Возможно также сравнение продленное, построенное как цепочка: один образ ведет за собой другой, родственный ему, но они не соединяются, не образуют завершенный образ-картину, как в первом случае. «„Что я собственно делаю!“ — спохватился он, ибо сдачу, полученную только что в табачной, первым делом теперь высыпал на резиновый островок посреди стеклянного прилавка, сквозь который снизу просвечивало подводное золото плоских флаконов…» (III, 8). Образ островка вызывает образ подводного золота: механизм ассоциативной связи продлевает сравнение. Федор даже в обыденном мире видит чудесное, яркое — несмотря на то, что не выносит Германию, а страницей раньше «островка» и «подводного золота» читаем его же слова: «Боже мой, как я ненавижу все это — лавки, вещи за стеклом, тупое лицо товара…» (III, 7). Вопреки этому (или вследствие этого?) он пытается вывести «композиционный закон», «наиболее частое сочетание» (III, 7) лавок, вознаграждает себя за обыденность и мелкие неудачи: не найдя в лавке папирос, тем не менее сделал приобретение, полюбовавшись лысиной и необыкновенным жилетом лавочника. Он воспринимает бытийную реальность как текст, читает жизнь как книгу. (Традиционное уподобление жизни книге находит широкое отражение в образности романа). Обаяние в повседневности — одна из тем «Дара», и ей в данном случае подчиняется прием продленного сравнения. Такое поэтическое, творческое претворение обыденного в чудо, в одушевленную красоту вымысла, умение увидеть по-своему звучит и в стихотворении Федора, определяющем одну из главных тем «Дара»: «Ночные наши, бедные владения, — забор, фонарь, асфальтовую гладь — поставим на туза воображения, чтоб целый мир у ночи отыграть! Не облака — а горные отроги; Костер в лесу — не лампа у окна… О, поклянись, что до конца дороги ты будешь только вымыслу верна…» (III, 141).

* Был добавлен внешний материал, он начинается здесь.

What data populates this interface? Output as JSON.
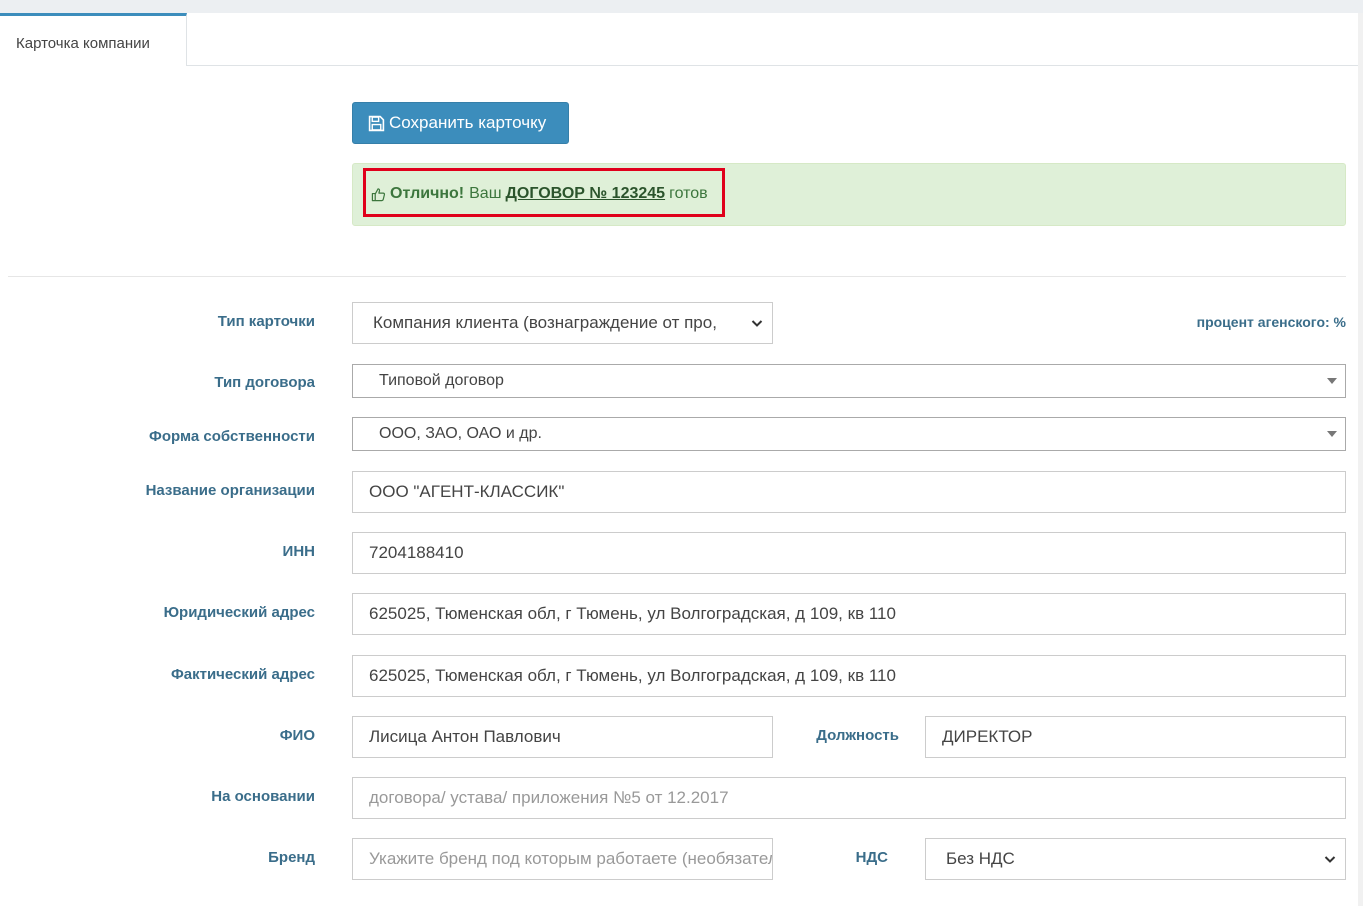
{
  "tabs": [
    {
      "label": "Карточка компании",
      "active": true
    }
  ],
  "toolbar": {
    "save_label": "Сохранить карточку",
    "save_icon": "floppy-disk-icon"
  },
  "alert": {
    "icon": "thumbs-up-icon",
    "strong": "Отлично!",
    "prefix": "Ваш",
    "link": "ДОГОВОР № 123245",
    "suffix": "готов"
  },
  "form": {
    "card_type": {
      "label": "Тип карточки",
      "value": "Компания клиента (вознаграждение от про,"
    },
    "agency_percent": {
      "label": "процент агенского: %"
    },
    "contract_type": {
      "label": "Тип договора",
      "value": "Типовой договор"
    },
    "ownership": {
      "label": "Форма собственности",
      "value": "ООО, ЗАО, ОАО и др."
    },
    "org_name": {
      "label": "Название организации",
      "value": "ООО \"АГЕНТ-КЛАССИК\""
    },
    "inn": {
      "label": "ИНН",
      "value": "7204188410"
    },
    "legal_address": {
      "label": "Юридический адрес",
      "value": "625025, Тюменская обл, г Тюмень, ул Волгоградская, д 109, кв 110"
    },
    "actual_address": {
      "label": "Фактический адрес",
      "value": "625025, Тюменская обл, г Тюмень, ул Волгоградская, д 109, кв 110"
    },
    "fio": {
      "label": "ФИО",
      "value": "Лисица Антон Павлович"
    },
    "position": {
      "label": "Должность",
      "value": "ДИРЕКТОР"
    },
    "basis": {
      "label": "На основании",
      "placeholder": "договора/ устава/ приложения №5 от 12.2017"
    },
    "brand": {
      "label": "Бренд",
      "placeholder": "Укажите бренд под которым работаете (необязательно)"
    },
    "vat": {
      "label": "НДС",
      "value": "Без НДС"
    }
  },
  "colors": {
    "primary": "#3c8dbc",
    "alert_bg": "#dff0d8",
    "alert_text": "#3c763d",
    "label": "#3a6d8a",
    "highlight": "#e0001b"
  }
}
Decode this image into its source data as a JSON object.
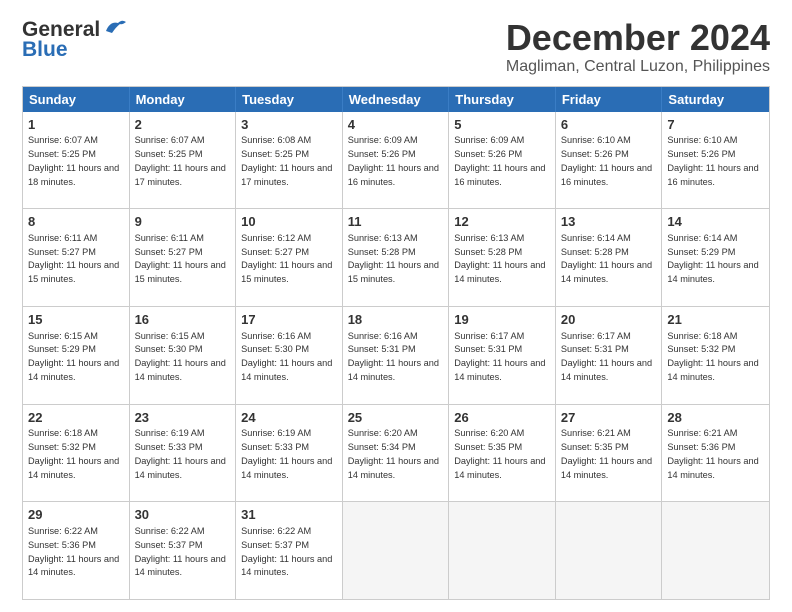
{
  "header": {
    "logo_general": "General",
    "logo_blue": "Blue",
    "title": "December 2024",
    "subtitle": "Magliman, Central Luzon, Philippines"
  },
  "calendar": {
    "days_of_week": [
      "Sunday",
      "Monday",
      "Tuesday",
      "Wednesday",
      "Thursday",
      "Friday",
      "Saturday"
    ],
    "weeks": [
      [
        {
          "day": "",
          "empty": true
        },
        {
          "day": "",
          "empty": true
        },
        {
          "day": "",
          "empty": true
        },
        {
          "day": "",
          "empty": true
        },
        {
          "day": "",
          "empty": true
        },
        {
          "day": "",
          "empty": true
        },
        {
          "day": "",
          "empty": true
        }
      ]
    ],
    "cells": [
      {
        "day": "1",
        "sunrise": "6:07 AM",
        "sunset": "5:25 PM",
        "daylight": "11 hours and 18 minutes."
      },
      {
        "day": "2",
        "sunrise": "6:07 AM",
        "sunset": "5:25 PM",
        "daylight": "11 hours and 17 minutes."
      },
      {
        "day": "3",
        "sunrise": "6:08 AM",
        "sunset": "5:25 PM",
        "daylight": "11 hours and 17 minutes."
      },
      {
        "day": "4",
        "sunrise": "6:09 AM",
        "sunset": "5:26 PM",
        "daylight": "11 hours and 16 minutes."
      },
      {
        "day": "5",
        "sunrise": "6:09 AM",
        "sunset": "5:26 PM",
        "daylight": "11 hours and 16 minutes."
      },
      {
        "day": "6",
        "sunrise": "6:10 AM",
        "sunset": "5:26 PM",
        "daylight": "11 hours and 16 minutes."
      },
      {
        "day": "7",
        "sunrise": "6:10 AM",
        "sunset": "5:26 PM",
        "daylight": "11 hours and 16 minutes."
      },
      {
        "day": "8",
        "sunrise": "6:11 AM",
        "sunset": "5:27 PM",
        "daylight": "11 hours and 15 minutes."
      },
      {
        "day": "9",
        "sunrise": "6:11 AM",
        "sunset": "5:27 PM",
        "daylight": "11 hours and 15 minutes."
      },
      {
        "day": "10",
        "sunrise": "6:12 AM",
        "sunset": "5:27 PM",
        "daylight": "11 hours and 15 minutes."
      },
      {
        "day": "11",
        "sunrise": "6:13 AM",
        "sunset": "5:28 PM",
        "daylight": "11 hours and 15 minutes."
      },
      {
        "day": "12",
        "sunrise": "6:13 AM",
        "sunset": "5:28 PM",
        "daylight": "11 hours and 14 minutes."
      },
      {
        "day": "13",
        "sunrise": "6:14 AM",
        "sunset": "5:28 PM",
        "daylight": "11 hours and 14 minutes."
      },
      {
        "day": "14",
        "sunrise": "6:14 AM",
        "sunset": "5:29 PM",
        "daylight": "11 hours and 14 minutes."
      },
      {
        "day": "15",
        "sunrise": "6:15 AM",
        "sunset": "5:29 PM",
        "daylight": "11 hours and 14 minutes."
      },
      {
        "day": "16",
        "sunrise": "6:15 AM",
        "sunset": "5:30 PM",
        "daylight": "11 hours and 14 minutes."
      },
      {
        "day": "17",
        "sunrise": "6:16 AM",
        "sunset": "5:30 PM",
        "daylight": "11 hours and 14 minutes."
      },
      {
        "day": "18",
        "sunrise": "6:16 AM",
        "sunset": "5:31 PM",
        "daylight": "11 hours and 14 minutes."
      },
      {
        "day": "19",
        "sunrise": "6:17 AM",
        "sunset": "5:31 PM",
        "daylight": "11 hours and 14 minutes."
      },
      {
        "day": "20",
        "sunrise": "6:17 AM",
        "sunset": "5:31 PM",
        "daylight": "11 hours and 14 minutes."
      },
      {
        "day": "21",
        "sunrise": "6:18 AM",
        "sunset": "5:32 PM",
        "daylight": "11 hours and 14 minutes."
      },
      {
        "day": "22",
        "sunrise": "6:18 AM",
        "sunset": "5:32 PM",
        "daylight": "11 hours and 14 minutes."
      },
      {
        "day": "23",
        "sunrise": "6:19 AM",
        "sunset": "5:33 PM",
        "daylight": "11 hours and 14 minutes."
      },
      {
        "day": "24",
        "sunrise": "6:19 AM",
        "sunset": "5:33 PM",
        "daylight": "11 hours and 14 minutes."
      },
      {
        "day": "25",
        "sunrise": "6:20 AM",
        "sunset": "5:34 PM",
        "daylight": "11 hours and 14 minutes."
      },
      {
        "day": "26",
        "sunrise": "6:20 AM",
        "sunset": "5:35 PM",
        "daylight": "11 hours and 14 minutes."
      },
      {
        "day": "27",
        "sunrise": "6:21 AM",
        "sunset": "5:35 PM",
        "daylight": "11 hours and 14 minutes."
      },
      {
        "day": "28",
        "sunrise": "6:21 AM",
        "sunset": "5:36 PM",
        "daylight": "11 hours and 14 minutes."
      },
      {
        "day": "29",
        "sunrise": "6:22 AM",
        "sunset": "5:36 PM",
        "daylight": "11 hours and 14 minutes."
      },
      {
        "day": "30",
        "sunrise": "6:22 AM",
        "sunset": "5:37 PM",
        "daylight": "11 hours and 14 minutes."
      },
      {
        "day": "31",
        "sunrise": "6:22 AM",
        "sunset": "5:37 PM",
        "daylight": "11 hours and 14 minutes."
      }
    ]
  }
}
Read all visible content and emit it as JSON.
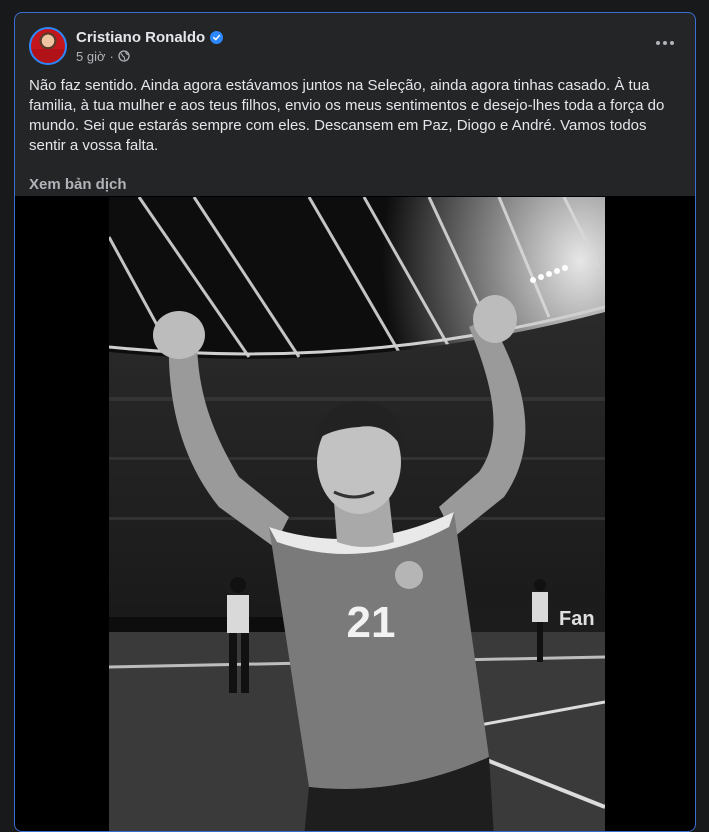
{
  "post": {
    "author": "Cristiano Ronaldo",
    "verified": true,
    "time": "5 giờ",
    "privacy_icon": "globe-icon",
    "text": "Não faz sentido. Ainda agora estávamos juntos na Seleção, ainda agora tinhas casado. À tua familia, à tua mulher e aos teus filhos, envio os meus sentimentos e desejo-lhes toda a força do mundo. Sei que estarás sempre com eles. Descansem em Paz, Diogo e André. Vamos todos sentir a vossa falta.",
    "translate_label": "Xem bản dịch",
    "photo": {
      "jersey_number": "21",
      "board_text": "Fan"
    }
  },
  "colors": {
    "background": "#18191a",
    "card": "#242526",
    "text_primary": "#e4e6eb",
    "text_secondary": "#b0b3b8",
    "accent": "#2d88ff"
  }
}
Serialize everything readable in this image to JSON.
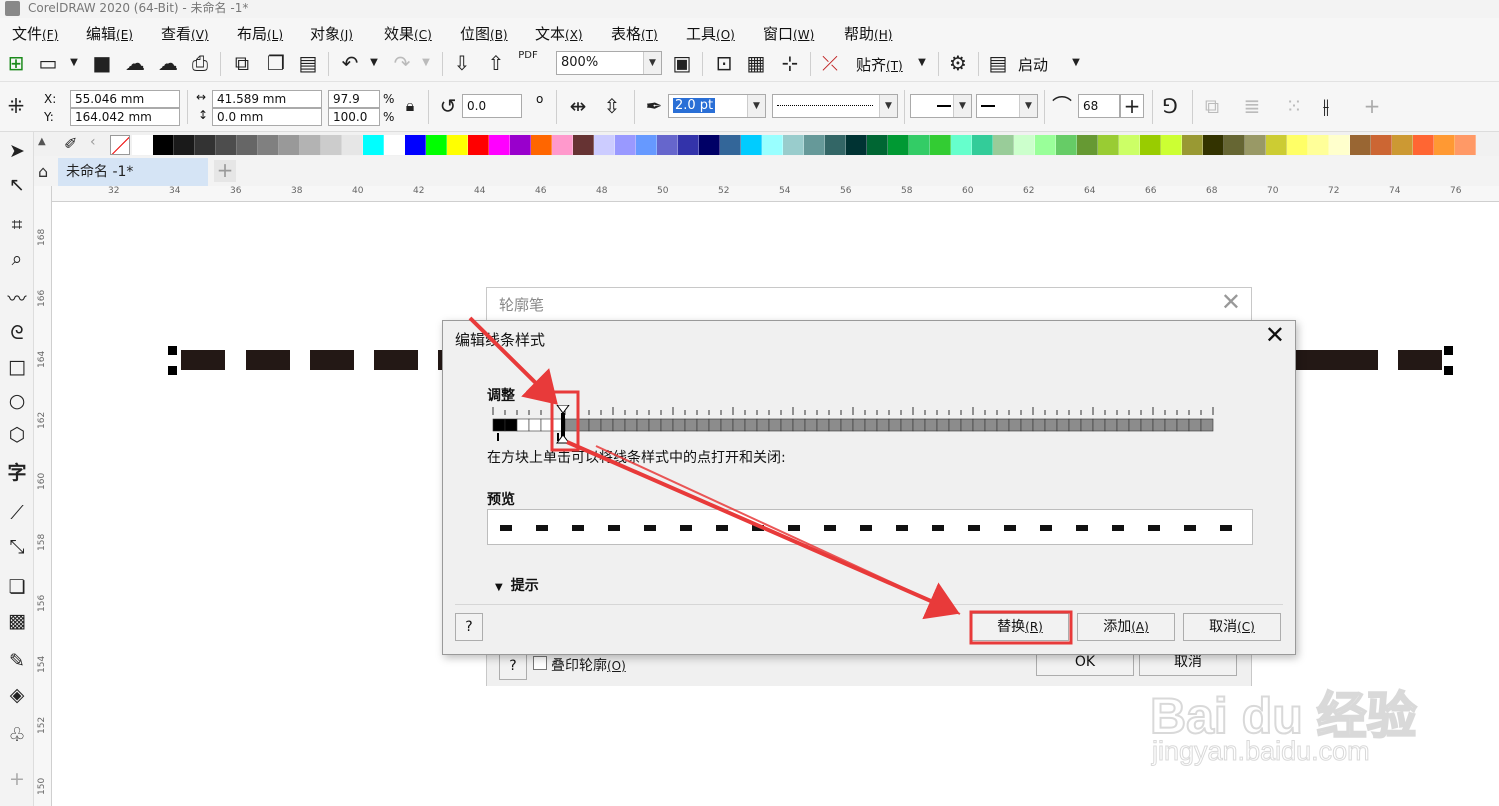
{
  "app": {
    "title": "CorelDRAW 2020 (64-Bit) - 未命名 -1*"
  },
  "menu": [
    {
      "label": "文件",
      "acc": "(F)"
    },
    {
      "label": "编辑",
      "acc": "(E)"
    },
    {
      "label": "查看",
      "acc": "(V)"
    },
    {
      "label": "布局",
      "acc": "(L)"
    },
    {
      "label": "对象",
      "acc": "(J)"
    },
    {
      "label": "效果",
      "acc": "(C)"
    },
    {
      "label": "位图",
      "acc": "(B)"
    },
    {
      "label": "文本",
      "acc": "(X)"
    },
    {
      "label": "表格",
      "acc": "(T)"
    },
    {
      "label": "工具",
      "acc": "(O)"
    },
    {
      "label": "窗口",
      "acc": "(W)"
    },
    {
      "label": "帮助",
      "acc": "(H)"
    }
  ],
  "toolbar": {
    "zoom": "800%",
    "snap_label": "贴齐",
    "snap_acc": "(T)",
    "launch_label": "启动",
    "pdf_label": "PDF"
  },
  "property_bar": {
    "x_label": "X:",
    "y_label": "Y:",
    "x_value": "55.046 mm",
    "y_value": "164.042 mm",
    "width_value": "41.589 mm",
    "height_value": "0.0 mm",
    "scale_x": "97.9",
    "scale_y": "100.0",
    "percent": "%",
    "rotation": "0.0",
    "degree": "o",
    "outline_width": "2.0 pt",
    "smoothing": "68"
  },
  "palette_colors": [
    "#ffffff",
    "#000000",
    "#1a1a1a",
    "#333333",
    "#4d4d4d",
    "#666666",
    "#808080",
    "#999999",
    "#b3b3b3",
    "#cccccc",
    "#e6e6e6",
    "#00ffff",
    "#ffffff",
    "#0000ff",
    "#00ff00",
    "#ffff00",
    "#ff0000",
    "#ff00ff",
    "#9900cc",
    "#ff6600",
    "#ff99cc",
    "#663333",
    "#ccccff",
    "#9999ff",
    "#6699ff",
    "#6666cc",
    "#3333aa",
    "#000066",
    "#336699",
    "#00ccff",
    "#99ffff",
    "#99cccc",
    "#669999",
    "#336666",
    "#003333",
    "#006633",
    "#009933",
    "#33cc66",
    "#33cc33",
    "#66ffcc",
    "#33cc99",
    "#99cc99",
    "#ccffcc",
    "#99ff99",
    "#66cc66",
    "#669933",
    "#99cc33",
    "#ccff66",
    "#99cc00",
    "#ccff33",
    "#999933",
    "#333300",
    "#666633",
    "#999966",
    "#cccc33",
    "#ffff66",
    "#ffff99",
    "#ffffcc",
    "#996633",
    "#cc6633",
    "#cc9933",
    "#ff6633",
    "#ff9933",
    "#ff9966"
  ],
  "tab": {
    "doc_name": "未命名 -1*",
    "add": "+"
  },
  "ruler": {
    "h_ticks": [
      "32",
      "34",
      "36",
      "38",
      "40",
      "42",
      "44",
      "46",
      "48",
      "50",
      "52",
      "54",
      "56",
      "58",
      "60",
      "62",
      "64",
      "66",
      "68",
      "70",
      "72",
      "74",
      "76"
    ],
    "v_ticks": [
      "168",
      "166",
      "164",
      "162",
      "160",
      "158",
      "156",
      "154",
      "152",
      "150"
    ]
  },
  "back_dialog": {
    "title": "轮廓笔",
    "help": "?",
    "overprint_label": "叠印轮廓",
    "overprint_acc": "(O)",
    "ok_label": "OK",
    "cancel_label": "取消"
  },
  "front_dialog": {
    "title": "编辑线条样式",
    "adjust_label": "调整",
    "hint_text": "在方块上单击可以将线条样式中的点打开和关闭:",
    "preview_label": "预览",
    "tips_label": "提示",
    "help": "?",
    "replace_label": "替换",
    "replace_acc": "(R)",
    "add_label": "添加",
    "add_acc": "(A)",
    "cancel_label": "取消",
    "cancel_acc": "(C)"
  },
  "watermark": {
    "line1": "Bai du 经验",
    "line2": "jingyan.baidu.com"
  },
  "colors": {
    "annotation_red": "#e83a3a",
    "tab_blue": "#d5e4f5",
    "dash_color": "#231815"
  }
}
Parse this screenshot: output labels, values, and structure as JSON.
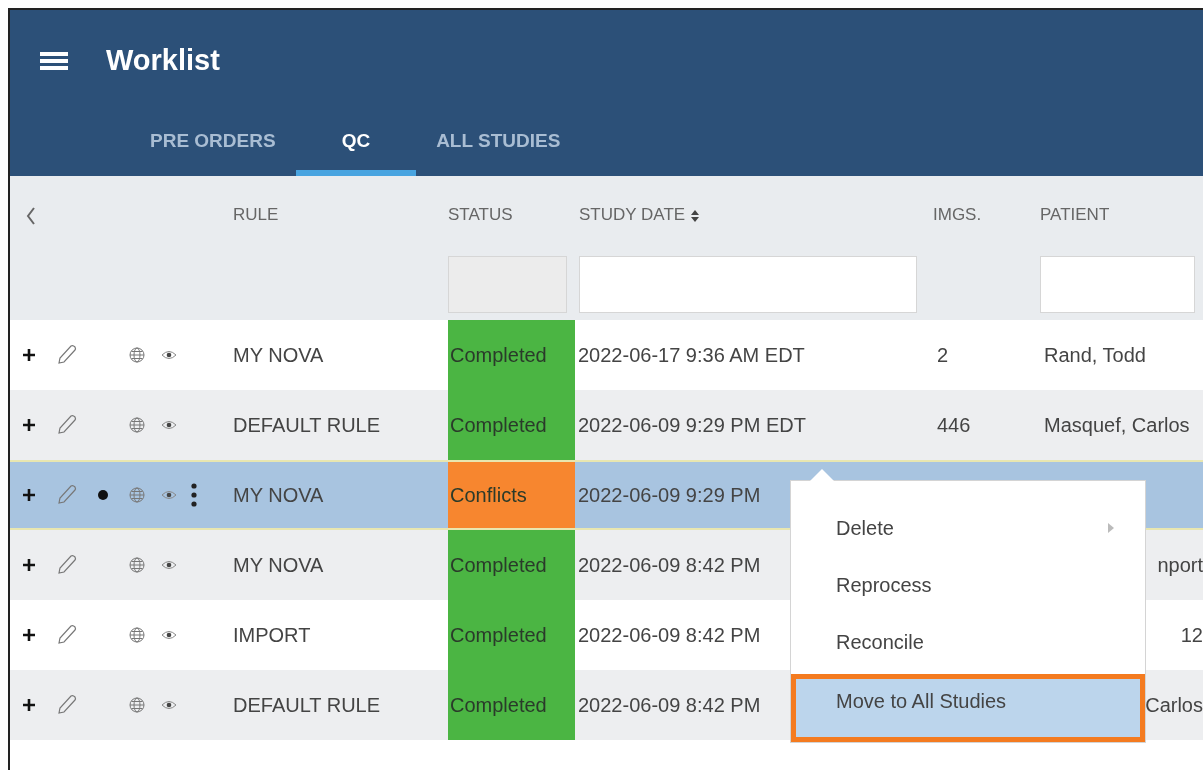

В «Приглашении на казнь» Цинциннат ожидает смерти, пытается преодолеть ее, убежать от нее. Жизнь, ставшая невыносимой из-за травли и приговора, иногда кажется ему подобием смерти, а иногда — страшным сном. Дж. Коннолли приводит ряд доказательств того, что весь роман и есть сон Цинцинната, а момент казни совпадает с пробуждением[854]
. Так или иначе, Цинциннат находится в постоянном движении — душевном и физическом. Последнее зачастую описывается как реальное, но оказывается недействительным (несколько побегов, либо померещившихся Цинциннату, либо приведших его обратно в крепость). Мотив непрерывного движения, бегства, на наш взгляд, воплощается и в последовательной цепочке образов, связанных с морем, кораблем, плаванием. В 1-й главе продленное сравнение вводится в текст с помощью эпитета. Цинциннат ощущает на себе взгляд тюремщика: «Родион, стоя за дверью, с суровым шкиперским вниманием глядел в глазок». Далее, через несколько строк, эпитет вызывает к жизни образ моря: «Родион смотрел в голубой глазок на поднимающийся и опускающийся горизонт» (IV, 6). Но это сравнение в 5-й главе получает неожиданное продолжение. Родион приносит в комнату лохань с водой, и «морские» образы возникают вновь: «Над качающейся у пристани лоханью поднимался… заманчивый пар», Цинциннат «тихо плыл», а затем «доплыв, Цинциннат встал и вышел на сушу» (IV, 37). Первоначальное уподобление лохани кораблю, связано, видимо, с детской игрой, с миром детей, с Цинциннатом как ребенком, но последующие образы продлевают это сравнение.Прием реализации устойчивой метафоры (устоявшейся в языке) изобретен не Набоковым, но встречается в его произведениях исключительно часто. Набоков проделывает то же, что Андрей Белый или — в английской литературе — Льюис Кэрролл. Он оживляет окаменелость, воскрешает первоначальный смысл выражения, стирая с него пыль так же, как и с клише. Поэтому большая часть метафор у Набокова — буквализованные. Особенно насыщен этим приемом роман «Приглашение на казнь», где «реальность» происходящего, «реальность» всей человеческой жизни подвергается сомнению, она условна. Если мы вспомним, что у Набокова жизнь и книга, текст неизменно сопоставляются, то станет ясно, что и текст для него — особая условная реальность; следовательно, условен и сам язык. Поэтому любая стертая метафора может быть буквализована. Вот Цинциннату позволяют погулять по коридорам тюрьмы: «Едва он отошел несколько шагов, как… почувствовал струю свободы. Она плеснула шире, когда он завернул за угол». Метафора «струя свободы» буквализуется в следующем предложении введением глагола «плеснуть». Тематически эта метафора входит в группу приемов, реализующих тему свободы.